Since the 1950s, China has built a formidable surveillance state increasingly reliant on artificial intelligence (AI) technologies. The COVID-19 pandemic has provided China an opportunity to soften the reputation of its surveillance technologies, which include tracking apps, surveillance by drones, cameras inside and outside houses, remote temperature scanning, and upgraded facial recognition to identify mask wearers. These technologies have now been legitimized for public health purposes. COVID-19 may accelerate China’s domestic surveillance efforts and lead to investments creating capabilities preserved post-COVID.
Globally, China’s surveillance model may gain even more legitimacy as a vital tool beyond the pandemic, further deepening normative advantages for China by allowing the strategic expansion of Chinese surveillance companies worldwide. Since 2008, at least 80 countries have adopted Chinese surveillance technology platforms. These platforms are more than just security cameras: they integrate multiple government databases and provide analytic capabilities that can support multiple command and control centers. If democratic governments do not successfully demonstrate how to protect public health and human rights, they risk losing the mantle of global leadership in the 21st century. The United States must therefore better understand China’s surveillance infrastructure and why it appeals to adopting countries, using this knowledge to advance an alternate vision with its democratic allies.
China employs surveillance to repress broad swaths of its population—most notably the Uyghurs in Xinjiang and nationwide—and enables other countries to execute their own surveillance systems through export of its technologies. However, several nationwide surveillance programs have escaped sustained attention. This paper will detail how these programs work and how they have enabled the deployment of current COVID-19 surveillance techniques.
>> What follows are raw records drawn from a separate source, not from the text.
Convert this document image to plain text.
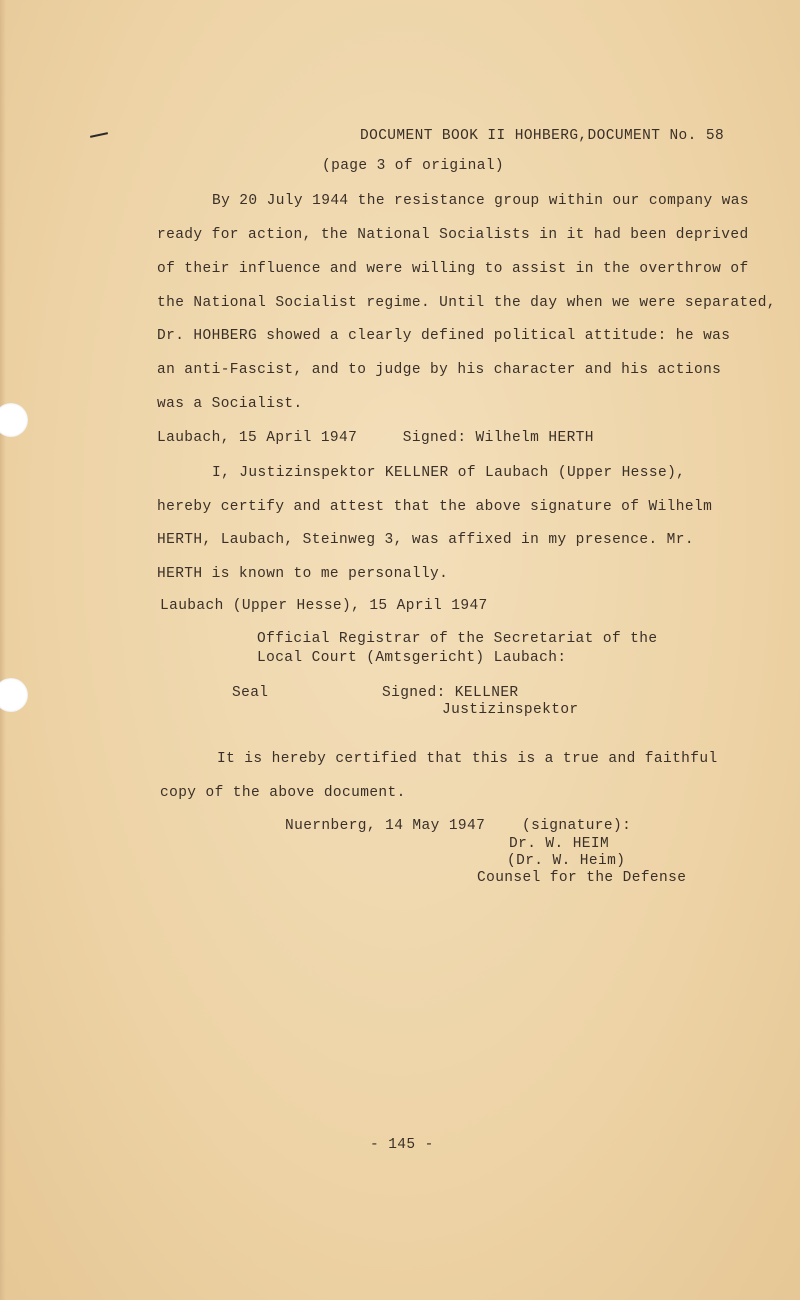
DOCUMENT BOOK II HOHBERG,DOCUMENT No. 58
(page 3 of original)
By 20 July 1944 the resistance group within our company was
ready for action, the National Socialists in it had been deprived
of their influence and were willing to assist in the overthrow of
the National Socialist regime. Until the day when we were separated,
Dr. HOHBERG showed a clearly defined political attitude: he was
an anti-Fascist, and to judge by his character and his actions
was a Socialist.
Laubach, 15 April 1947     Signed: Wilhelm HERTH
I, Justizinspektor KELLNER of Laubach (Upper Hesse),
hereby certify and attest that the above signature of Wilhelm
HERTH, Laubach, Steinweg 3, was affixed in my presence. Mr.
HERTH is known to me personally.
Laubach (Upper Hesse), 15 April 1947
Official Registrar of the Secretariat of the
Local Court (Amtsgericht) Laubach:
Seal	Signed: KELLNER
Justizinspektor
It is hereby certified that this is a true and faithful
copy of the above document.
Nuernberg, 14 May 1947	(signature):
Dr. W. HEIM
(Dr. W. Heim)
Counsel for the Defense
- 145 -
The United States and its allies can meet these challenges in several ways. First, the United States must reduce domestic human rights harms and racial injustice by its own companies and institutions. Second, the State Department’s Bureau of Democracy, Human Rights and Labor (DRL) can host Track 1.5 dialogues modeled off State’s Civil Society 2.0 and the Open Government Partnership to engage democratic government and non-government stakeholders in Europe, Asia, and beyond. These dialogues can identify areas and companies engendering the greatest human rights harms from surveillance, compare and obtain best practices from existing privacy and surveillance legislation, and coordinate with the European approach to surveillance export controls—which aims to restrict surveillance technology exports on normative and non-military human rights grounds.
On the technical level, national research funding organizations such as the National Science Foundation (NSF) and the Defense Advanced Research Projects Agency should support research on privacy-preserving facial recognition systems. Bodies such as the National Institute of Standards and Technology should also expand prior research on error mitigation in facial recognition. U.S. representatives should actively engage the Global Partnership on AI’s technical expertise to propose alternate facial recognition standards to Chinese companies’ submissions at the United Nations’ International Telecommunications Union.